By the way, our products — cell culture media and cytokines — are part of the manufacturing process of some of the approved cell and gene therapy products on the market. That is very rewarding and something I am particularly proud of.
Where do you see the market headed? And what developments do you expect for the future?
I am expecting additional technological improvements, in vectors and in cell processing technology, that increase the efficiency of transfection and transduction, making cell processing safer and the process times shorter.
I also expect additional medical success stories. I believe that we will see higher gene expression, and we can expect targeted gene editing with lower off-target effect or hopefully eventually no off-target effects.
We will see targeted in-vivo gene therapeutic approaches, and we will be able to target solid tumors. And then, from solid tumors to non-oncological diseases.
Genetic diseases are already treated with cell and gene therapies as they are ideally suited for gene-modifying technologies because most inherited genetic diseases derive from just one genetic mutation. Therefore, if you can redirect or correct that gene, you can correct that disease.

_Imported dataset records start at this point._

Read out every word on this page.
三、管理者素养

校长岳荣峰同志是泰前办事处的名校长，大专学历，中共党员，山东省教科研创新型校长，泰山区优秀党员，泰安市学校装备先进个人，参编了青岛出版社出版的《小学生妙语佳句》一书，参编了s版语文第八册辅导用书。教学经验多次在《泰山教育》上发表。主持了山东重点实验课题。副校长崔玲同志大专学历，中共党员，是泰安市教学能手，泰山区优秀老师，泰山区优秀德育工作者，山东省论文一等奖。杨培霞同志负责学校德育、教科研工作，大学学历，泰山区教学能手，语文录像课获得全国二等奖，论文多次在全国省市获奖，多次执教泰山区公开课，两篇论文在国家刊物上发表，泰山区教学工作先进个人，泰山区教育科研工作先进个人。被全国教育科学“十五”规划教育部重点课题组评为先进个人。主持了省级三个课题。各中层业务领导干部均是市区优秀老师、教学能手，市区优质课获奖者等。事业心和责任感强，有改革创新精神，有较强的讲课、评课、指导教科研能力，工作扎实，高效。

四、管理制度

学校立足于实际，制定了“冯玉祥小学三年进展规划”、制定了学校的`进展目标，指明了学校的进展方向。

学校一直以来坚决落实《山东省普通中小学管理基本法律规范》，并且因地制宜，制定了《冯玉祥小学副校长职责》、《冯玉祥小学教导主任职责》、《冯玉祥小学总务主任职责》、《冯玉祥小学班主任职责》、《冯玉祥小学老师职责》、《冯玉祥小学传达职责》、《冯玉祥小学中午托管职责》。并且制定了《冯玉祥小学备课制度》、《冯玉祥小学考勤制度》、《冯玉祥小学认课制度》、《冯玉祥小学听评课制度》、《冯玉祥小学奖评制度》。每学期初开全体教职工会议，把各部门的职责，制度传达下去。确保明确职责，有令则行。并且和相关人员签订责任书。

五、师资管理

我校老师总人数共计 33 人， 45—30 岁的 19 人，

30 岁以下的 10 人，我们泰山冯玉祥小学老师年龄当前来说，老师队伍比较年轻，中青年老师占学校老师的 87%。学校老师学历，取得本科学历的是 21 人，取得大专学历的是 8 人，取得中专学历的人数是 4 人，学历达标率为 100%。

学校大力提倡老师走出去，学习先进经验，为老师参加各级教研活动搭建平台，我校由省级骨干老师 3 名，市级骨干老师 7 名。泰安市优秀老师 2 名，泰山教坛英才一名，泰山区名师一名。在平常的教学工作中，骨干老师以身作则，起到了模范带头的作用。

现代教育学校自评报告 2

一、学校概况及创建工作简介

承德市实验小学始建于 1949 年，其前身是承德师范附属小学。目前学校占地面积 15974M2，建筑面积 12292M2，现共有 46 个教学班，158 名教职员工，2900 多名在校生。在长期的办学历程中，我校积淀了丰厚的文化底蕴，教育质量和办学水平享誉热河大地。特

Most of these diseases are orphan diseases, so not a lot of patients are affected. Still, if we have addressed the harder challenges or broad medical needs, then drugs targeting rare medical conditions, for which there are no therapeutic alternatives today, are a good way to advance the field.

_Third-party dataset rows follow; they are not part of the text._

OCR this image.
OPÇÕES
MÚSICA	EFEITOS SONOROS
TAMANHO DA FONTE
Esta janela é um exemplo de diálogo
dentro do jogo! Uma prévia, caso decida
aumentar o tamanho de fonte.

Sartorius has made several strategic acquisitions to build a technology platform for cell and gene therapy applications. How do you see the company positioned in the field?
I believe the company now has everything it needs to offer customers integrated solutions, ranging from reagents and media, to tools, to services, to regulatory support. And I think Sartorius is well-positioned to become a leading supplier for cell and gene therapy manufacturers.
You mentioned setbacks when talking about the first development years of CGTs. How did you personally deal with lowlights in your career?
I always try to focus on the goal. As a scientist, you are used to setbacks or having to repeat an experiment to achieve a certain result. And I always gave my best and hoped to achieve my goal eventually.
Fortunately, I find it easy to motivate myself. As a physician, my core drive has always been to help patients. This has guided everything I did when developing or working on a product.
I am thankful if I can make at least a small contribution to advancing medicine, and I think that as a company, we have already made important contributions to this goal.
After your retirement, you are still part of the advisory board of Sartorius CellGenix. Is there a particular milestone that you would like to see Sartorius CellGenix reach?
First of all, I am really grateful that Sartorius offered me the opportunity to stay on the advisory board, where I can share my insights and perspectives and stay informed about ongoing developments.
Regarding the milestones, I am very much looking forward to the launch of a new animal component-free cell culture medium for T cells, which we have been working on for several years. Another bigger milestone is the completion and inauguration of our new building here in Freiburg.
And finally, I am very excited to see how the company is integrating all the acquired businesses, enabling Sartorius to offer customers a complete range of technologies for the development and production of CGTs.